C’est un phénomène réversible qui se produit entre 30 et 70 m (selon la susceptibilité individuelle). Elle est favorisée par certains facteurs comme l’alcool, la fatigue, le stress... L’entraînement arrive à en faire reculer les limites. Le traitement est la remontée à une profondeur où les signes vont disparaître. La prévention passe par une limitation de la profondeur des plongées. La connaissance des symptômes doit permettre au plongeur de prendre la décision de remonter avant d’atteindre le stade où il ne pourra plus le faire.

L’hypoxie du plongeur en apnée

Elle intéresse le plongeur évoluant sans bouteille. L’hyperventilation souvent pratiquée en surface peut entraîner une perte de connaissance brutale qui survient à proximité de la surface lorsqu’un seuil critique d’hypoxie est atteint. Cette perte de connaissance brutale est responsable de la noyade du plongeur isolé. La prévention de ce type d’accident est simple : il faut toujours évoluer par groupe de deux (surveillance mutuelle) et ne pas s’hyper ventiler avant de plonger.

Les accidents de décompression

Ils sont liés aux variations physiques de l’azote contenu dans l’air que respire le plongeur. Lorsque la remontée est trop rapide, les variations importantes de pression sont responsables de la formation de bulles d’azote dans les tissus (comme celles qui apparaissent dans une bouteille de champagne que l’on débouche brutalement). Ces bulles se comportent comme des obstacles dans la circulation sanguine qu’elles obstruent. Les tissus sont alors privés d’oxygène : c’est l’accident de décompression.
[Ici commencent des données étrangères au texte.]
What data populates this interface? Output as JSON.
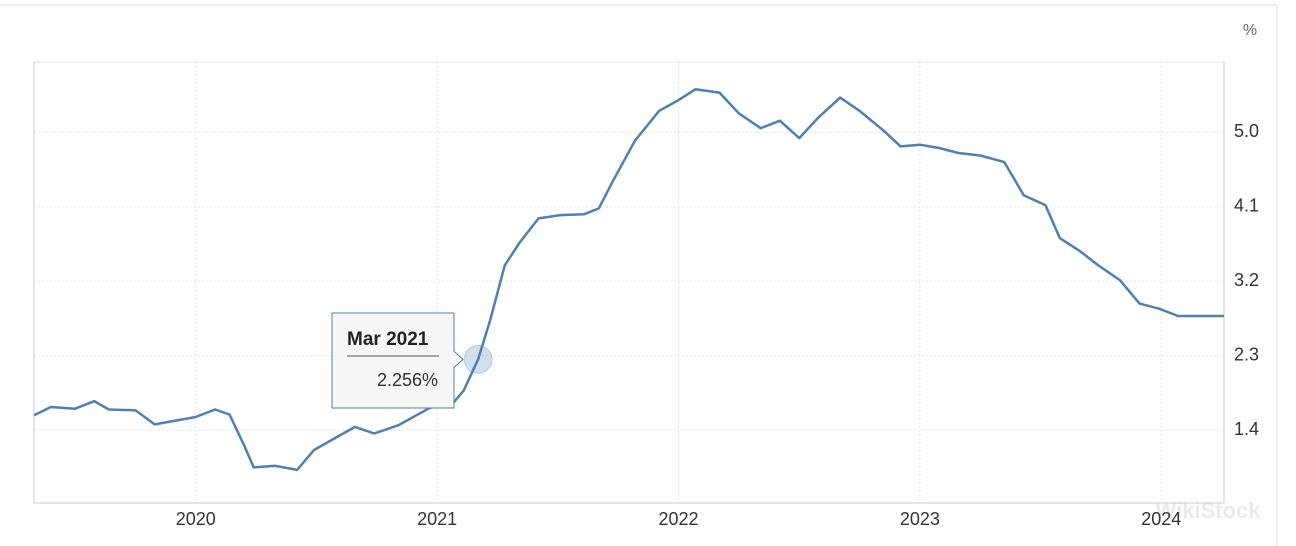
{
  "chart_data": {
    "type": "line",
    "y_unit": "%",
    "watermark": "WikiStock",
    "x": [
      2019.33,
      2019.4,
      2019.5,
      2019.58,
      2019.64,
      2019.75,
      2019.83,
      2020.0,
      2020.08,
      2020.14,
      2020.2,
      2020.24,
      2020.33,
      2020.42,
      2020.49,
      2020.66,
      2020.74,
      2020.84,
      2020.97,
      2021.07,
      2021.11,
      2021.17,
      2021.22,
      2021.28,
      2021.34,
      2021.42,
      2021.51,
      2021.61,
      2021.67,
      2021.73,
      2021.82,
      2021.92,
      2022.0,
      2022.07,
      2022.17,
      2022.25,
      2022.34,
      2022.42,
      2022.5,
      2022.58,
      2022.67,
      2022.75,
      2022.85,
      2022.92,
      2023.0,
      2023.08,
      2023.16,
      2023.25,
      2023.35,
      2023.43,
      2023.52,
      2023.58,
      2023.66,
      2023.74,
      2023.83,
      2023.91,
      2023.99,
      2024.07,
      2024.26
    ],
    "series": [
      {
        "color": "#4f7fb4",
        "values": [
          1.58,
          1.68,
          1.66,
          1.75,
          1.65,
          1.64,
          1.47,
          1.56,
          1.65,
          1.59,
          1.22,
          0.95,
          0.97,
          0.92,
          1.16,
          1.44,
          1.36,
          1.46,
          1.67,
          1.74,
          1.88,
          2.256,
          2.73,
          3.39,
          3.66,
          3.96,
          4.0,
          4.01,
          4.08,
          4.42,
          4.9,
          5.26,
          5.39,
          5.52,
          5.48,
          5.23,
          5.05,
          5.14,
          4.93,
          5.18,
          5.42,
          5.26,
          5.02,
          4.83,
          4.85,
          4.81,
          4.75,
          4.72,
          4.64,
          4.24,
          4.12,
          3.72,
          3.57,
          3.39,
          3.21,
          2.93,
          2.87,
          2.78,
          2.78
        ]
      }
    ],
    "xlim": [
      2019.33,
      2024.26
    ],
    "xticks": [
      2020,
      2021,
      2022,
      2023,
      2024
    ],
    "ylim": [
      0.52,
      5.85
    ],
    "yticks": [
      1.4,
      2.3,
      3.2,
      4.1,
      {
        "value": 5,
        "label": "5.0"
      }
    ],
    "grid": true,
    "tooltip": {
      "title": "Mar 2021",
      "x": 2021.17,
      "value": 2.256,
      "value_label": "2.256%"
    }
  }
}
Les symptômes dépendent de la localisation des bulles et de leur taille.
Cette dernière dépend du profil de la plongée.

Les principales atteintes sont :
- les accidents cutanés bénins : "puces et moutons"
- les accidents ostéo-articulaires
- les accidents neurologiques.

La prévention de ces accidents repose sur les principes suivants :
- Ne pas plonger en cas de fatigue physique ou psychologique.
- Ne pas plonger à jeun ou après un repas abondant ou après l’absorption d’alcool.
- Préparer soigneusement la plongée.
- Au fond, respecter le plan de plongée, en particulier la vitesse de remontée (de 15 mètres par minute soit 4 mètres en 15 secondes) et les paliers.